Two weeks ago, even though he could not interact with me verbally, he did walk with me a lot. It was too cold to go outside, so we kept the halls busy. He wanted to go outside, but every time we passed his room and I tried to maneuver him into his room to get a jacket, he stubbornly kept moving down the hall. Then when we would come to the door to go outside, it was a struggle to get him to turn around. Last week, with the help of the CNA, we put his jacket on before we tried to get him up to walk and then he refused to walk. Sigh... I coaxed him to the door of his room and then he started walking backwards to his chair. After a few attempts, I gave up.

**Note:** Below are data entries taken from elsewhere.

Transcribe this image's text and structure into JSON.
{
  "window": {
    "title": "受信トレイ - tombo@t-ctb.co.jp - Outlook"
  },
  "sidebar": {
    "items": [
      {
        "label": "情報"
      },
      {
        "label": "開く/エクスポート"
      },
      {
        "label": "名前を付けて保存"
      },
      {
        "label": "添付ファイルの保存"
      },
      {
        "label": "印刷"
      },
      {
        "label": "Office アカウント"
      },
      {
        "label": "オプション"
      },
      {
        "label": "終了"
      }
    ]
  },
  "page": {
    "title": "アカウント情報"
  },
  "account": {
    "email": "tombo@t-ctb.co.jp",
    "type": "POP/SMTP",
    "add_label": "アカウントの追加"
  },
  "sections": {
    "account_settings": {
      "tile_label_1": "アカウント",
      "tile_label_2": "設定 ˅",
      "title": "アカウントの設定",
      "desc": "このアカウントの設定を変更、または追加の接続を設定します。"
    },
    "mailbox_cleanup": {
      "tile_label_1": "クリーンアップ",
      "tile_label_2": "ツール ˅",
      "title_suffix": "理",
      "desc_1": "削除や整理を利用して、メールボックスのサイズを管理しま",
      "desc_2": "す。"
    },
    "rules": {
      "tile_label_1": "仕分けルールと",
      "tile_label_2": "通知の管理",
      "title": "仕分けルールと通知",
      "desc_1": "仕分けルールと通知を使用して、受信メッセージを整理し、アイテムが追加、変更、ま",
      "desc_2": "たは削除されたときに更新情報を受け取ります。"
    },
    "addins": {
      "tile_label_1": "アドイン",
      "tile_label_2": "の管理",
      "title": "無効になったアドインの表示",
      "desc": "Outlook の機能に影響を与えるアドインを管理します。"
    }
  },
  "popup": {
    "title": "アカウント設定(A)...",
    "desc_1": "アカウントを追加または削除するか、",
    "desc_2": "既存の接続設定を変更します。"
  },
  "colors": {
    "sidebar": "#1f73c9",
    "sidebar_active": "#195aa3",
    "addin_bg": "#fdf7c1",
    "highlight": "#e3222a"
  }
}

I try to remember my counselor's wise advice and have "no expectations", but I have battled discouragement and anxiety more in the past several days. While I want to go see him, when the visits are like this, it is a struggle to go. I appreciate your prayers for us both.

Mr. B. continues to struggle to breathe. He has had at least one trip to the hospital due to pneumonia and is having breathing treatments still. Please pray for him too.

I spend time with the Lord every morning, and there are always nuggets of truth that keep me going even when I am discouraged. Here are a couple of verses that have been meaningful recently.

Romans 8:37
No, in all these things
we are more than conquerors
 through him who loved us.

In and of myself, I would be defeated, lost in my anguish 
and the anxiety that threatens to pull me under. 

Yet, because of Christ who loves us and gives us the victory, we are conquerors of those things that attempt to take our breath away and suck all of the life right out of us. We can be triumphant over the enemy who wants to throw us down and smear mud in our face. 

Psalm 37:4
Delight yourself in the Lord,
and He will give you
the desires of your heart.

Delighting comes before desires. My job is to delight or please the Lord. My concern should be always to bear witness for Him, think of Him first, please Him, glorify Him in all things and at all times. He knows my desires, but those are of secondary importance. I've walked with the Lord long enough to know that when my desires claim my attention, then my gaze has shifted and the desolation and problems soon take over and drag me down. Only when I delight in the Lord Jesus can His desires become mine and calmness be restored even when my situation remains the same. He is my refuge in the storm. 

I also need exercise and friends. Having my mind on Christ and the ability to move, stretch, and walk, plus walking with a friend where conversation is non-stop or talking with friends on the phone, anxiety melts away. God doesn't leave us to walk our hard paths alone. He is with us and He brings others along beside. If you are struggling through a difficult season, I encourage you to get into God's word every day; stretch, move, or walk; and seek out a friend (or friends) to share the path with you. This life is difficult and we need each other to stay strong in the Lord and stay out of the mire.

So GO! Delight yourself in the Lord
and be a mighty conqueror in Jesus' name!